When I first started this blog in April of 2012, I was a much different woman than I am today. I was struggling with a new marriage that was already failing and a husband who lied, cheated, kept secrets, withheld sex, and barely contributed to the bills. I felt overwhelmed, ashamed, scared, and, more often than not, worthless. I held it all in, not even reaching out to the people who love me the most. It was my private hell, and the weight of it all was slowly crushing me.
A friend of my now ex-husband had a blog that he shared on Facebook. I started reading it, and discovered an entire community of people who write to share their lives and experiences. I found myself clicking links, reading more blogs, and commenting on a few posts. As tears were streaming down my face from a reply that was more like a novel, I realized something. I wanted a place like that – somewhere to write down my thoughts and feelings. Somewhere to process, and to get things out of my head. This blog was born. I never expected many people to read it, but that never was the goal.

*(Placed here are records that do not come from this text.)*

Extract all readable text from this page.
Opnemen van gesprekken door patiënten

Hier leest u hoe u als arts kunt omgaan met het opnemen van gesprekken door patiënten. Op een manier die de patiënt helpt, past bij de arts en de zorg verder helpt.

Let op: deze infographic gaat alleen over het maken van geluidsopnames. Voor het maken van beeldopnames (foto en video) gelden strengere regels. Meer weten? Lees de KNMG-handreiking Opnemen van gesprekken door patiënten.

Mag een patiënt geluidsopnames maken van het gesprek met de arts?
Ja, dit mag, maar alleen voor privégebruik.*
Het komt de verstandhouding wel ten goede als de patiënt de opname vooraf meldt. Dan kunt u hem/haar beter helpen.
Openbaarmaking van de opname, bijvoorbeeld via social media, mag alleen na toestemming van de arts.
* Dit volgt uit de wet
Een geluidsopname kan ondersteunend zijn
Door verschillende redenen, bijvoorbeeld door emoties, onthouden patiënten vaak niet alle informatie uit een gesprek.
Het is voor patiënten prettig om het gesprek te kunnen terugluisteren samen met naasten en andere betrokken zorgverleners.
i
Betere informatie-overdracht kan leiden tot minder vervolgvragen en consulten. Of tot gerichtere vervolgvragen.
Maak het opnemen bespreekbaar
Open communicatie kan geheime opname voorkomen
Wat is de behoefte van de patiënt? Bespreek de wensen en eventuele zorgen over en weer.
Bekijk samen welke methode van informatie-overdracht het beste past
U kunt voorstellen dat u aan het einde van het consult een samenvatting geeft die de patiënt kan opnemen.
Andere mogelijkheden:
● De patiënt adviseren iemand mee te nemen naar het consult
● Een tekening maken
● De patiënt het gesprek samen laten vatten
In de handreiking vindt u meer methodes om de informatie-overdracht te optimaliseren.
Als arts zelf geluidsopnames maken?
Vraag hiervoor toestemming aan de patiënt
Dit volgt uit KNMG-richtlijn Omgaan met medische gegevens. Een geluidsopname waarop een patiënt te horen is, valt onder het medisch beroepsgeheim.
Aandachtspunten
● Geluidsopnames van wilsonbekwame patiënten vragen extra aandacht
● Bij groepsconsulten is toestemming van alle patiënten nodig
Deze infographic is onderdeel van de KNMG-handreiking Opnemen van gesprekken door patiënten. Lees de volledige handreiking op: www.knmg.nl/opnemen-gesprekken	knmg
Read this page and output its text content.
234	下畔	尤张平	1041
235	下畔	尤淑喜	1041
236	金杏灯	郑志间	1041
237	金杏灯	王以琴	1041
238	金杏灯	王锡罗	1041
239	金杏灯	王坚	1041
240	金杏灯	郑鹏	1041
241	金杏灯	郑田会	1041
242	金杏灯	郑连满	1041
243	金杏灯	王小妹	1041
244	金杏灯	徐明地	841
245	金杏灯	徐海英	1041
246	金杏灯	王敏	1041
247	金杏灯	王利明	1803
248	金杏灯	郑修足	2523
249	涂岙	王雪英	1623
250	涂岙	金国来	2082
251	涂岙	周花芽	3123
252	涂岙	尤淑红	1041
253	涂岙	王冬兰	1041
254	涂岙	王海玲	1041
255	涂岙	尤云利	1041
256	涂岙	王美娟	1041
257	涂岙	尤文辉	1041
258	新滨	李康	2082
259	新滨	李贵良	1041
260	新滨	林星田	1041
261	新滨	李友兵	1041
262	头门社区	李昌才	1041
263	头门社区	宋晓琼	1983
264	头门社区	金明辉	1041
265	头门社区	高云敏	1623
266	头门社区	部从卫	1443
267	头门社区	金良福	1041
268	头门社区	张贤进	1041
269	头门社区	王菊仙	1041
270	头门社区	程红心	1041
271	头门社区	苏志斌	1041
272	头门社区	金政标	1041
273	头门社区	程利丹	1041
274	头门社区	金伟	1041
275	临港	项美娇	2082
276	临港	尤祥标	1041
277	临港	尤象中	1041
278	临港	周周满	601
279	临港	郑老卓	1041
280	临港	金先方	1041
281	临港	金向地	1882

I certainly didn’t know that creating and writing this blog would literally change my life. But it did. My posts went from timid and apologetic to opinionated and often forceful. I gained friends, support, and a true voice. I started to figure out my identity and recognize my worth. I stopped passively riding out life and accepting less than anyone deserves. I began figuring out what I need and what makes me happy, and pursuing it. Throughout it all, I have blogged. This is my crazy journey through marriage, infidelity, counseling, false reconciliation, separation, divorce, and dating with a little bit of everyday life issues thrown in for spice. I hope it can help anyone else out there going through something similar.
If you want to know more about my story or my relationship, click the Background category. The posts that have to do with what brought me here are in there. I also add to it from time to time with additional details. I have found that it is helpful for me to look forward, look back, and deal with the here and now all at once. My brain is jumbled up like that. Since the start, this blog has morphed into one of my top places for support, understanding, and hope. I have gained more from my followers than I could ever expect to give in return, but I’m going to keep trying. Thank you all!